Une variété de Calabi-Yau est définie comme une variété kählérienne dont la première classe de Chern est nulle. Le mathématicien Eugenio Calabi a conjecturé en 1957 que de telles variétés admettent nécessairement une métrique dont le tenseur de Ricci s'annule (on parle aussi d'espace Ricci-plat). La conjecture a été démontrée par Shing-Tung Yau en 1977 dans ce qui est devenu le théorème de Yau. Dès lors, on peut également définir une variété de Calabi-Yau comme un espace compact, Kähler et Ricci-plat.
De façon encore équivalente, un espace de Calabi-Yau de dimension complexe n (ce qui correspond à une dimension réelle 2n) peut être vu comme une variété riemannienne d'holonomie réduite à SU(n) (le groupe d'holonomie d'une variété riemannienne de dimension réelle 2n étant génériquement le groupe SO(2n)).
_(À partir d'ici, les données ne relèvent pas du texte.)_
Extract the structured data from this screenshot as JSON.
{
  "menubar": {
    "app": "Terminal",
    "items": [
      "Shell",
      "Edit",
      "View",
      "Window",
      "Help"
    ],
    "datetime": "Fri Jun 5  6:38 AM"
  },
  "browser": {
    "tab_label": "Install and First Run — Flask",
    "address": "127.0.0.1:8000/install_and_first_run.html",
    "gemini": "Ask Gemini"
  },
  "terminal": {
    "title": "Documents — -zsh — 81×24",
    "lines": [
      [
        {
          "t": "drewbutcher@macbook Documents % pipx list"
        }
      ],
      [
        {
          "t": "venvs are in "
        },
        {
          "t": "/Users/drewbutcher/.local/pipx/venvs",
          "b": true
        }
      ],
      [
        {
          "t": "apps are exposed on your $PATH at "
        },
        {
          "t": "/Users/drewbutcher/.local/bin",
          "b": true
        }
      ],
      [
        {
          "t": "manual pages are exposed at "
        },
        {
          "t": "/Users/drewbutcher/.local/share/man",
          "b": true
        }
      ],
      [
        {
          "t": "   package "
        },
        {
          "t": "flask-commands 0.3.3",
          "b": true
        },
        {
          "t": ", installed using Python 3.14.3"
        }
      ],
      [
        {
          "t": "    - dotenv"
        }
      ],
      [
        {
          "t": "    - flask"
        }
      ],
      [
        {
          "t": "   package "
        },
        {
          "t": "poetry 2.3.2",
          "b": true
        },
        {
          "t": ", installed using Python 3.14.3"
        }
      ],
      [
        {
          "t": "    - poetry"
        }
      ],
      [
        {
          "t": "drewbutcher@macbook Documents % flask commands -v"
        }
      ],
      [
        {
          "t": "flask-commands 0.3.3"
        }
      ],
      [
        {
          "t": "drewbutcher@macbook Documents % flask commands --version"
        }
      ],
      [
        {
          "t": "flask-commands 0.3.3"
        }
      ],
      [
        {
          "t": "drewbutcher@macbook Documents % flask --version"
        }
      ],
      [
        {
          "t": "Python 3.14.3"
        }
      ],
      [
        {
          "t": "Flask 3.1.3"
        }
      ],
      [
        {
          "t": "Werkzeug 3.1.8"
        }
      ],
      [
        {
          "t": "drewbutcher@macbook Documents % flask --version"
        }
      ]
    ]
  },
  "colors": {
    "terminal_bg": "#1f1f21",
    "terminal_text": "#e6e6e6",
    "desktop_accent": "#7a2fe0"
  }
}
Enfin, on peut encore voir de façon équivalente un espace de Calabi-Yau comme une variété kählérienne admettant une (n,0)−forme holomorphe définie globalement et ne s'annulant nulle part. Cette dernière condition est équivalente à ce que le fibré canonique sur la variété soit trivial. Ceci se traduit par une classe canonique triviale. Ce dernier point de vue est utile pour généraliser la définition d'une variété Calabi-Yau au cas d'espaces possédant des singularités car même si la classe de Chern n'est pas bien définie pour un espace singulier on peut encore considérer les notions de fibré canonique et de classe canonique.
Il est notable toutefois que même pour certains des Calabi-Yau les plus simples (voir plus bas) on ne sait pas exhiber explicitement la métrique Ricci-plate bien que son existence soit assurée par le théorème de Yau.